Misframe

Mar 16, 2025

The 3 Stages of Startup Enlightenment

Reflection

When I joined my second startup as a full-time engineer, I noticed something interesting about how my understanding evolved. I spent over five years at VividCortex—a database observability platform similar to Datadog or New Relic—before moving to ShiftLeft, an application security startup. At VividCortex, I was deep into databases and observability. But at ShiftLeft, I had to learn the language of security from scratch. At first, I didn’t even know that some of the static analysis solutions we were building were possible. Terms like RASP, SCA, SAST, and DAST were completely new to me, and it took months to grasp their differences and trade-offs. Eventually, I understood why we chose SAST and what the name “ShiftLeft” actually meant.

Over time, I realized startup engineers go through three distinct stages of understanding:

Stage 1: Laying the Foundation
In this initial stage, you’re answering basic but critical questions: What exactly are we building? Who is it for? How are users actually using it? At ShiftLeft, this meant immersing myself in security terminology and learning entirely new concepts. At first, everyone around you seems like an expert, simply because they speak a language you’re still trying to decode. You’re mostly absorbing information and trying to get oriented.

Stage 2: Evaluating the Product
Once you’ve learned the fundamentals, you move into evaluating what’s actually built. Startups typically go through a period of rapid iteration to find product-market fit—experimenting frequently and discarding ideas quickly. As a result, the final product often contains engineering vestiges from earlier attempts. At this stage, if something about the product seems odd or confusing, you begin to realize it’s not necessarily due to your lack of understanding—maybe it just wasn’t implemented correctly. You become comfortable forming your own opinions. You realize not everyone is an expert, and some decisions were simply compromises or mistakes made along the way.
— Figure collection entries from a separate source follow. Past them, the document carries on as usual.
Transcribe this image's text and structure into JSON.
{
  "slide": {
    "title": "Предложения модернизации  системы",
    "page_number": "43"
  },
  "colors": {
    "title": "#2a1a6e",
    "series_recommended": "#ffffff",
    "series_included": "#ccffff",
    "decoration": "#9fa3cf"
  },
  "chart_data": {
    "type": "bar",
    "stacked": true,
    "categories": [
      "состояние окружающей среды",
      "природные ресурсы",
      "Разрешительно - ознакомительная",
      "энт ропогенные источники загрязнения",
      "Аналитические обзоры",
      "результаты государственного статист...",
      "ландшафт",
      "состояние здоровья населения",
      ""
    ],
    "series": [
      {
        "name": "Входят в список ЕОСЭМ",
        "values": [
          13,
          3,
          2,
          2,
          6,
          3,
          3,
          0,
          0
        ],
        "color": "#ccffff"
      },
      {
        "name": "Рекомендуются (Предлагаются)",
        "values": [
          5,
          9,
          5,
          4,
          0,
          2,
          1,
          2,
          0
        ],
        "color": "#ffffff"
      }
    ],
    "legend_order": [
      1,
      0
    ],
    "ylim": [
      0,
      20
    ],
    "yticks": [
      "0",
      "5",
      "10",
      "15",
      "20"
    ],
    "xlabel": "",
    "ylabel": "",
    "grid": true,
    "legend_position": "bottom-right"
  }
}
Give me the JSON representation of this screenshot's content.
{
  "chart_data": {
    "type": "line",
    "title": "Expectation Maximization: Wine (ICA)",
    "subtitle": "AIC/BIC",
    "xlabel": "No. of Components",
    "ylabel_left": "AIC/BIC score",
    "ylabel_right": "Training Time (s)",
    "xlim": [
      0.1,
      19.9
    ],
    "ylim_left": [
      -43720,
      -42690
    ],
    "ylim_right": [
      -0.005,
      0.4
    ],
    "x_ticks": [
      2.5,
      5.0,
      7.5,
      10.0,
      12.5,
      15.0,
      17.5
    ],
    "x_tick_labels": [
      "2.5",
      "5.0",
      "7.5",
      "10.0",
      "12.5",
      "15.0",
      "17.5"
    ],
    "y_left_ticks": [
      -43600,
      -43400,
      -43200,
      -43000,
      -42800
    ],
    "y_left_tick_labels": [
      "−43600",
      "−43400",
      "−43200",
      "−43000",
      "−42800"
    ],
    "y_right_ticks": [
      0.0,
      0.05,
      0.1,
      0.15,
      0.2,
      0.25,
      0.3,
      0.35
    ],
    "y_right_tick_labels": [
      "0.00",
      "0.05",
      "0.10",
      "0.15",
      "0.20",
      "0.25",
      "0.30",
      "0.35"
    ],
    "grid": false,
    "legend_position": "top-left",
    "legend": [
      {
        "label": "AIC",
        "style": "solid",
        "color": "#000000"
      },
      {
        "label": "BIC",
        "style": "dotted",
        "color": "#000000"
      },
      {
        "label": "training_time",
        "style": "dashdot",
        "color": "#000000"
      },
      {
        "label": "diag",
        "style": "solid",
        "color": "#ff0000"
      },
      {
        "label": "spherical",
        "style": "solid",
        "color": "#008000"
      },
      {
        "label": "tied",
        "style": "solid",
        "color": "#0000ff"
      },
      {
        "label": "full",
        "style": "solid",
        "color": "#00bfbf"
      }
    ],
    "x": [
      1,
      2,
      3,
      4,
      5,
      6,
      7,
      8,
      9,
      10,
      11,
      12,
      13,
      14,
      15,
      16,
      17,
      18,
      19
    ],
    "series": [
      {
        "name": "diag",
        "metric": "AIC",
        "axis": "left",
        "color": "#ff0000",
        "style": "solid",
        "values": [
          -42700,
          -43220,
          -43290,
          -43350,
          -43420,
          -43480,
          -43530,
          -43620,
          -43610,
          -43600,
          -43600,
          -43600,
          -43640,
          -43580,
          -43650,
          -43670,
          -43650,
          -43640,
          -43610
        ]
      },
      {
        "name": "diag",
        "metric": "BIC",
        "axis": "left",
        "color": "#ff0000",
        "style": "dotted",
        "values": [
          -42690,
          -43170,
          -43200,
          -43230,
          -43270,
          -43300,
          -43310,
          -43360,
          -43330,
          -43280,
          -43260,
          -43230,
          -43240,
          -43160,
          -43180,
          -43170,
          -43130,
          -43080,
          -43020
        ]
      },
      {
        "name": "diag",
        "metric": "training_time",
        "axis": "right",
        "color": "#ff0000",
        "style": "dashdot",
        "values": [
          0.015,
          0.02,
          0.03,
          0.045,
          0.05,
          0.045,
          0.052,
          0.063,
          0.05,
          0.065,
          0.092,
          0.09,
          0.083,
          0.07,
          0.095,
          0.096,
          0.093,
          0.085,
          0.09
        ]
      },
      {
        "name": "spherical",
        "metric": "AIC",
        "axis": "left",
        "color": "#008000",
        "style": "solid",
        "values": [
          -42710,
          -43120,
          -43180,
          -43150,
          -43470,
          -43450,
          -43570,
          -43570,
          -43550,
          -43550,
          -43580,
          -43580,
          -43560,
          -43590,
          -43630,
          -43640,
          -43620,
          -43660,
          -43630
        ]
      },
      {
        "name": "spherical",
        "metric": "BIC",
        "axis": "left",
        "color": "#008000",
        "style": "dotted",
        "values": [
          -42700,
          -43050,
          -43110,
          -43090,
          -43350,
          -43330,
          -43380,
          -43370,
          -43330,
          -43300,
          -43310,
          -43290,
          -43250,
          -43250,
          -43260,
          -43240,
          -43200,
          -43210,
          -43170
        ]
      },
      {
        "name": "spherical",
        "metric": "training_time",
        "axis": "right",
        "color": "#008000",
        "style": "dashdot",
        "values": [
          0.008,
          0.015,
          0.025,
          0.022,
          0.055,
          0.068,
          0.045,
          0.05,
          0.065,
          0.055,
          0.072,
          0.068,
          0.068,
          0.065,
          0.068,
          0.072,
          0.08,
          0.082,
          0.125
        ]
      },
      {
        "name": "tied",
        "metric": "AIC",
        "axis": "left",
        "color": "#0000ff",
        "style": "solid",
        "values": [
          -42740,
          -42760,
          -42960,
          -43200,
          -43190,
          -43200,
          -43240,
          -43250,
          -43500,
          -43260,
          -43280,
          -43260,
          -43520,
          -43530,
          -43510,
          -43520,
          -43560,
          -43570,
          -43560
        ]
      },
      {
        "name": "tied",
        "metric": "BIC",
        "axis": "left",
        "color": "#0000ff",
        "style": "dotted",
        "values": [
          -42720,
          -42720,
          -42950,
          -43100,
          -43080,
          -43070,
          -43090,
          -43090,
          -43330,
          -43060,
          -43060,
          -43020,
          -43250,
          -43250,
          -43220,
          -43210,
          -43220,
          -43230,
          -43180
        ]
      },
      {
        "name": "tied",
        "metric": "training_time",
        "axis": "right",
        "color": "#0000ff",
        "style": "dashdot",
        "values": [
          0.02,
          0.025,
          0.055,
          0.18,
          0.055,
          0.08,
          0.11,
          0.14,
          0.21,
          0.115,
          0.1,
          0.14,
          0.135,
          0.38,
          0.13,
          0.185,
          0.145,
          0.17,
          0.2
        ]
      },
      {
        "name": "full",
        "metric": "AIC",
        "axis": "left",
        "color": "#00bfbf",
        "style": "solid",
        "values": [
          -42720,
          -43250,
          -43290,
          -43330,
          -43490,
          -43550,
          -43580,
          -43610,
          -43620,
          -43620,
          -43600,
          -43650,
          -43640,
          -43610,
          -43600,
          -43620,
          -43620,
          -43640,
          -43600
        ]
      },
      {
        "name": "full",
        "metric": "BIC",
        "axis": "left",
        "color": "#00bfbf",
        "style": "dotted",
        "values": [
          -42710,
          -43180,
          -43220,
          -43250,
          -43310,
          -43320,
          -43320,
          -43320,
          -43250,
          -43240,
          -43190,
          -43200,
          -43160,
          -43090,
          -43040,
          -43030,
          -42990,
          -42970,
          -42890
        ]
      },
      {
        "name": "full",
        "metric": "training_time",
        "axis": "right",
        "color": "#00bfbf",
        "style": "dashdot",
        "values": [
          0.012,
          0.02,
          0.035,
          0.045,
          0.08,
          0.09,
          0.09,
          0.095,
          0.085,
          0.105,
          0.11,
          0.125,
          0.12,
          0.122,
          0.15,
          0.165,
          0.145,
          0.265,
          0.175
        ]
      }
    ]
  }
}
Stage 3: Achieving Enlightenment
After several years, you reach a point where your understanding goes beyond what already exists. By now you have deep insights into your customers, the product, and the broader market. You start to clearly see gaps, and you begin to form strong ideas about how things can be improved. This stage is about recognizing what’s possible, rather than accepting things as they are. It takes real depth—usually at least three or four years—to get to this level of understanding.

Takeaways
If you’re interested in solving hard problems and deeply understanding a space, you have to push through the first two stages. Without investing that time, your understanding remains shallow, stuck at the surface. Spending about four years at one company can give you enough depth to genuinely innovate and shape the future of the product. If you hop between companies every year or two, you might never reach the stage of true enlightenment—where you don’t just understand the problems deeply, but can actually start solving them.